NOTE DE L’ÉDITEUR
Le pamphlet de Sexby est l’un des écrits les plus fameux qu’ait produit la révolution anglaise, entre 1640 et 1660. Il est, après les œuvres de Machiavel, La Boétie et quelques autres, un classique dans la critique de la domination. Son originalité réside d’abord dans le fait qu’il est explicitement dirigé, au contraire des précédents, contre un tyran nommément désigné, qu’il incite vivement à mettre à mort au plus tôt par n’importe quel moyen ; et, d’autre part, dans le fait que ce tyran particulier est le prototype de la principale série du chef d’État moderne illégitime, du récupérateur qui a établi son pouvoir en réprimant une révolution sociale dont il avait d’abord saisi la direction : en ce sens, le bref règne de Cromwell préfigure à la fois ceux de Robespierre ou Lénine et ceux de leurs successeurs perpétuellement mal assurés, Bonaparte aussi bien que Staline et ses fils.
Killing no murder, imprimé en 1657 dans les Pays-Bas, mêle les plus sûres analyses de Machiavel (imputées d’ailleurs habilement, et non sans motif, à l’ennemi à abattre, comme seuls guides de sa conduite) à ce langage biblique qui caractérisa la révolution bourgeoise d’Angleterre, comme plus tard le style des « Romains ressuscités » devait être la signature de la grande Révolution française.
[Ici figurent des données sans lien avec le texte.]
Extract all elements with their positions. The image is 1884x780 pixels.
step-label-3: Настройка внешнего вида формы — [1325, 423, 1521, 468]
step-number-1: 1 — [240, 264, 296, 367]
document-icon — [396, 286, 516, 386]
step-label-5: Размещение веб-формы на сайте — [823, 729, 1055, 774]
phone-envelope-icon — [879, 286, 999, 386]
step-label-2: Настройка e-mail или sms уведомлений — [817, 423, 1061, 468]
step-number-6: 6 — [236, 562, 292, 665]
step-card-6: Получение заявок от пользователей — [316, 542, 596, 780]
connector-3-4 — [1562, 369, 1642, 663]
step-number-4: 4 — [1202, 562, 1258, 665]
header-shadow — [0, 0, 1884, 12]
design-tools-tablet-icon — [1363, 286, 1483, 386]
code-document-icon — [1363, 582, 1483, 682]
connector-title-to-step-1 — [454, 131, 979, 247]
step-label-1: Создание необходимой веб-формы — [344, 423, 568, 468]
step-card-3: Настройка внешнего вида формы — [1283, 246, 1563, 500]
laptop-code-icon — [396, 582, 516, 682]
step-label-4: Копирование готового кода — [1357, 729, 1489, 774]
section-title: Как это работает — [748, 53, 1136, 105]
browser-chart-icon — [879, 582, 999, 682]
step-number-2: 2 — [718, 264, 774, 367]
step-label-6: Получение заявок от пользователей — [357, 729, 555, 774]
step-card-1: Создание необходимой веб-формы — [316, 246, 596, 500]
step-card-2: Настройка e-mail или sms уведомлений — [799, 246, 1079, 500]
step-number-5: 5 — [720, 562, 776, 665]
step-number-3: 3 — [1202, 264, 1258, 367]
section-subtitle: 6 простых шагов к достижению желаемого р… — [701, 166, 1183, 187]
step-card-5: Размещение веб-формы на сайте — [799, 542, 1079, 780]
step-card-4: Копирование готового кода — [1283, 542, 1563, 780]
Le ton de ce pamphlet est à l’origine de tout un courant de la littérature anglaise ultérieure, le seul dont on ne rencontre pas d’équivalent à l’étranger, celui qui va de Swift à Junius, et sans doute aussi, ramené à un exercice de l’humour esthétique, au Thomas de Quincey de L’Assassinat considéré comme un des beaux-arts. Sexby fut traduit en français, dès 1658, par Carpentier de Marigny, un Frondeur de la bande du cardinal de Retz ; lequel se trouvait alors lui aussi en exil, après son évasion de la prison de Nantes, et jugeait expédient d’appliquer à Mazarin le raisonnement qui condamnait Cromwell. On a réimprimé en France Tuer n’est pas assassiner à partir de 1793, et encore en 1804, où la police de Bonaparte le fit vite saisir. Le texte a depuis été recueilli deux fois, sans être saisi, dans les ouvrages de Charles Détré (Les Apologistes du Crime, Paris, 1901) et d’Olivier Lutaud (Des Révolutions d’Angleterre à la Révolution française, La Haye, 1973).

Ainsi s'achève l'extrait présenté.